BY Paula Lowell 2020-07-24

  Chemotherapy is useful for bladder cancer, but there are many bladder cancer chemotherapy options, and the effect is different for patients with different stages. For patients with non-muscle invasive bladder cancer (the earliest stage of bladder cancer), systemic chemotherapy is not required. After the tumor is removed (transurethral resection of the bladder tumor or partial bladder resection of the open surgery), chemotherapy drugs are infused into the bladder Doing local chemotherapy can prevent recurrence and does not require systemic chemotherapy. Originoo_42964_83195690_l.jpg

Intravesical chemotherapeutic drugs are rarely absorbed into the bloodstream, so there is no or little systemic toxicity or side effects, but bladder irritation symptoms (referring to frequent urination, urgency, dysuria, and endless urination) are common.
   For bladder cancer that invades the muscular layer of the bladder (that is, muscular invasive bladder cancer), intravesical infusion chemotherapy is basically useless. Radical cystectomy and urinary diversion are generally required. Diffusion, supplemented with systemic chemotherapy to prevent recurrence and metastasis. If you want to keep the bladder, you must use chemotherapy and radiotherapy together to control the tumor. About 70% of the bladder is successfully preserved, and 30% of the tumor cannot be controlled. You need to perform salvage total cystectomy.
  For patients with metastatic bladder cancer, although systemic combined chemotherapy can be used, the effective rate reaches 70%, but the average survival time is only 11 months, and 90% patients die within 5 years.

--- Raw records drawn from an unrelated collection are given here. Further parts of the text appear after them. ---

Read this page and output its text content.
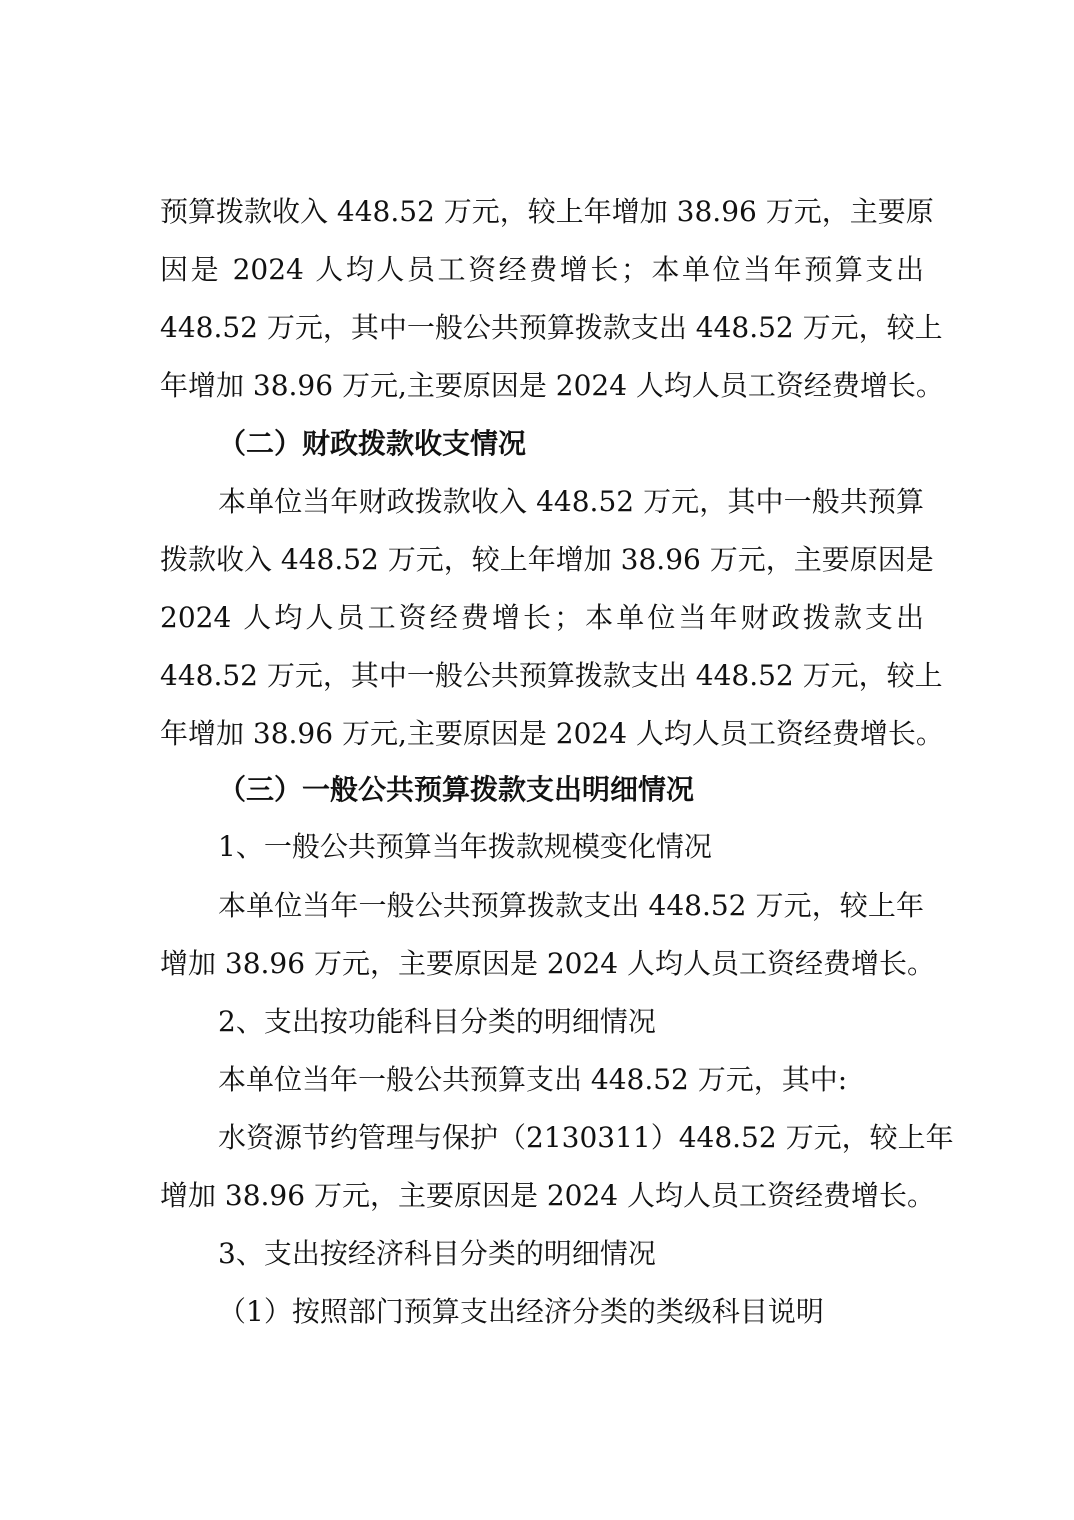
预算拨款收入 448.52 万元，较上年增加 38.96 万元，主要原
因是 2024 人均人员工资经费增长；本单位当年预算支出
448.52 万元，其中一般公共预算拨款支出 448.52 万元，较上
年增加 38.96 万元,主要原因是 2024 人均人员工资经费增长。
（二）财政拨款收支情况
本单位当年财政拨款收入 448.52 万元，其中一般共预算
拨款收入 448.52 万元，较上年增加 38.96 万元，主要原因是
2024 人均人员工资经费增长；本单位当年财政拨款支出
448.52 万元，其中一般公共预算拨款支出 448.52 万元，较上
年增加 38.96 万元,主要原因是 2024 人均人员工资经费增长。
（三）一般公共预算拨款支出明细情况
1、一般公共预算当年拨款规模变化情况
本单位当年一般公共预算拨款支出 448.52 万元，较上年
增加 38.96 万元，主要原因是 2024 人均人员工资经费增长。
2、支出按功能科目分类的明细情况
本单位当年一般公共预算支出 448.52 万元，其中:
水资源节约管理与保护（2130311）448.52 万元，较上年
增加 38.96 万元，主要原因是 2024 人均人员工资经费增长。
3、支出按经济科目分类的明细情况
（1）按照部门预算支出经济分类的类级科目说明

  Our clinical observation found that locally advanced bladder cancer (T3-4, or pelvic lymph node metastasis) applied 2 courses of arterial chemotherapy after radical cystectomy can prevent postoperative tumor recurrence and metastasis, 5 years The overall survival rate was 56.7%, and the 5-year overall survival rate of patients without surgery alone was only 24.1% A randomized clinical comparative study is now underway to further determine the role of adjuvant arterial chemotherapy in preventing tumor recurrence and metastasis after radical cystectomy. Patients with locally advanced bladder cancer are welcome to participate in treatment and research.